これも普段から外に出ない引きこもり生活にどっぷり浸っていたツケだろうか。ツケなんぞあのぐうたら巫女ので十分なのだが。
「はあ〜……」
風邪のせいか、どうも物事をネガティブに考えてしまう。
こういうときは寝るに限る。もう香霖堂は『準備中』の札をかけてあるし、客も来ないだろう。いつものことだが。

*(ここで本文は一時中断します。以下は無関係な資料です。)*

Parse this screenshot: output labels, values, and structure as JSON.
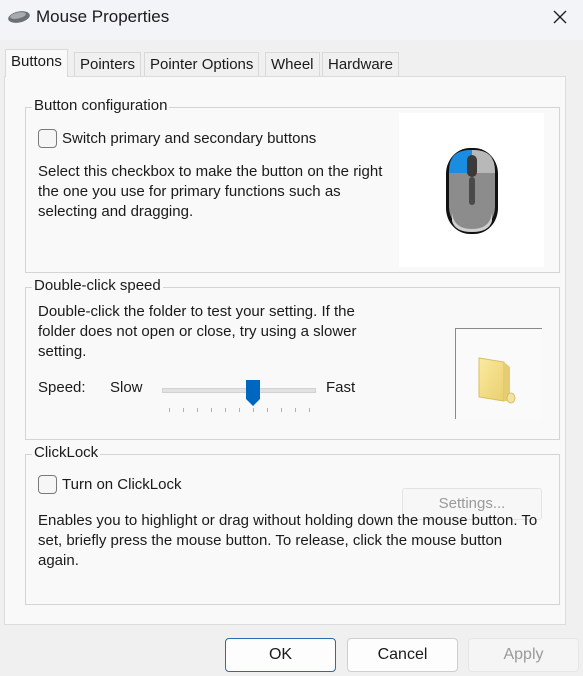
{
  "window": {
    "title": "Mouse Properties",
    "app_icon": "mouse-icon",
    "close_icon": "close-icon"
  },
  "tabs": [
    {
      "label": "Buttons",
      "active": true
    },
    {
      "label": "Pointers",
      "active": false
    },
    {
      "label": "Pointer Options",
      "active": false
    },
    {
      "label": "Wheel",
      "active": false
    },
    {
      "label": "Hardware",
      "active": false
    }
  ],
  "button_configuration": {
    "group_label": "Button configuration",
    "switch_checkbox_label": "Switch primary and secondary buttons",
    "switch_checked": false,
    "description": "Select this checkbox to make the button on the right the one you use for primary functions such as selecting and dragging.",
    "preview_icon": "mouse-left-button-highlighted-icon",
    "accent_color": "#1a8de0"
  },
  "double_click_speed": {
    "group_label": "Double-click speed",
    "description": "Double-click the folder to test your setting. If the folder does not open or close, try using a slower setting.",
    "speed_label": "Speed:",
    "slow_label": "Slow",
    "fast_label": "Fast",
    "slider_min": 0,
    "slider_max": 10,
    "slider_value": 6,
    "tick_count": 11,
    "test_icon": "folder-icon",
    "thumb_color": "#0067c0"
  },
  "clicklock": {
    "group_label": "ClickLock",
    "checkbox_label": "Turn on ClickLock",
    "checked": false,
    "settings_button": "Settings...",
    "settings_enabled": false,
    "description": "Enables you to highlight or drag without holding down the mouse button. To set, briefly press the mouse button. To release, click the mouse button again."
  },
  "footer": {
    "ok": "OK",
    "cancel": "Cancel",
    "apply": "Apply",
    "apply_enabled": false
  }
}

やれやれと、霖之助が頭から布団を被ってぐっすり眠ろうとしたときだった。
「……すけ〜! いないのかー!」
「……」
遠くから——具体的には香霖堂の扉の向こうから声が聞こえてくる。聞き覚えのある声だ。
その声は最近新たにお客リストに追加された少女の声と一致していた。幻想郷住人のなかでは珍しく良識を持ち合わせた純粋な少女だ。常識を持っているかと言われれば、霖之助はすこし思案しなければならないのだけれど。
少女——名を布都という、布都は元気のある快活な少女で、よく香霖堂へ遊びにくる。そのまま気に入った道具を買ってくれることもあり、香霖堂の貴重なお客様だ。
だが、そのうち香霖堂の扉に掛かっている準備中の札を見て出直すだろう。
そう考えて、霖之助はいっそう強く布団を被る。
すると次の瞬間——。
「——りんのすけえええええ!」
木製の扉のようなものを粉々に破壊する爆砕音が響く。その音を聞いて霖之助は思わず布団の中で肩をはね上げた。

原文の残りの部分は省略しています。